Sql-server – Best approach to have a Live copy of a table in the same database

sql serversql-server-2008-r2

I have a table where 15,000 to 20,000 rows are being inserted every hour.

Table Schema is something like

ColumnName   DataType
ID           BIGINT IDENTITY(1,1)
Column1      INT
Column2      INT
Column3      DATETIME DEFAULT = GETDATE()

No row is ever update nor deleted. As you can imagine table grows huge in very short time.

The table is queried as well time to time. SELECT statements with filtering on DATETIME column and sometimes other filtering on INT column too.

To my knowledge, I have two options

  1. indexing columns (Datetime, some int columns) to get better performance on select statements and get a performance hit on my INSERTS

OR

  1. Keep indexing minimum, Primary key Clustered index and a Datetime index and keeping the inserts very fast and get a performance hit on selects.

Another option that was suggested to me, was to create another table, Populate that table from this current table and index the living hell out of it to help all the possible select queries. Read data from this duplicated table.

Keep the original table as it is with minimum indexing, for quick inserts.

Since I am duplicating the data, I know this option violates the basic rules of normilazation, but this sounds like a good option for keeping inserts and reads as fast as possible.

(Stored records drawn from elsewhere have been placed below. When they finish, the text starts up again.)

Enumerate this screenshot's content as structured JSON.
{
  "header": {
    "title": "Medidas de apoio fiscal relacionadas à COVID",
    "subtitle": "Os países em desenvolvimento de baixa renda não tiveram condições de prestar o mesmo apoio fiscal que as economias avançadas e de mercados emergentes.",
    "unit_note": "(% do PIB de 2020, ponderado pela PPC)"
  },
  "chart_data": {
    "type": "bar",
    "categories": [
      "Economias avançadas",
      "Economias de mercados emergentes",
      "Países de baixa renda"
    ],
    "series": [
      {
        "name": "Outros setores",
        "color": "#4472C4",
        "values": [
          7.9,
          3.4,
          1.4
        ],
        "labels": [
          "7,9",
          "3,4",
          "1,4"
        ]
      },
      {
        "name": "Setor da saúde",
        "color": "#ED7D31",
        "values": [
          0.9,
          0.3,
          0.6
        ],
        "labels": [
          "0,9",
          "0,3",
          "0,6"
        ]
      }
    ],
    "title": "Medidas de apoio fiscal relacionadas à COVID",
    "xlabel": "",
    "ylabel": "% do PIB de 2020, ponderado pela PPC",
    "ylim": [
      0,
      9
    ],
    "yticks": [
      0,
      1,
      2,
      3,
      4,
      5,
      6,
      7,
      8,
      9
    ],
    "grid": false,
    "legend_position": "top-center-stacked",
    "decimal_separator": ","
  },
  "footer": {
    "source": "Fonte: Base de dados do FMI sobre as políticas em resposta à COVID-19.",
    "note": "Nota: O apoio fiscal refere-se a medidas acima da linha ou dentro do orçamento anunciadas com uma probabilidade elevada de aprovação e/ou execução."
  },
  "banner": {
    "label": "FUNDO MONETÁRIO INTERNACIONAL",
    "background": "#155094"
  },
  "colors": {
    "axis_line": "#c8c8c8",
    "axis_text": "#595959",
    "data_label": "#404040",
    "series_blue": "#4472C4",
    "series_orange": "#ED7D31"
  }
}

The problem is how can I maintain this near real time copy of this table inside the same database.

I do not want to use any After Insert triggers as this will end up firing 15,000 to 20,000 times an hour.

What other options I have to keep this near real time copy of table in the same database??? Or maybe another approach altogether, any suggestion or pointers in the right direction are much appreciated.

Best Answer

20,000/60 = 333 records per minute is not that rate where you worry about inserts, even if they are burst. Of course it depends on your hardware, but since your table is rather huge, you need something big. So I would defenitely create 1 or 2 indexes (you can omit clustered) to speed up your queries.

At a higher insert rate you probably go with partitioning and split PAGELATCH contention between partitions. Or you could use a variation of GUID clustered primary key. There is a lot of arguing here and you may want to check Tom Kejser blog post here.

Also there is no shame if you go below 3NF. People create highly denormalized data shops just for reporting purposes. Since you have enterprise edition you could use CDC (Change Data Capture) technique and create SSIS package to update reporting table, at a time you need fresh data.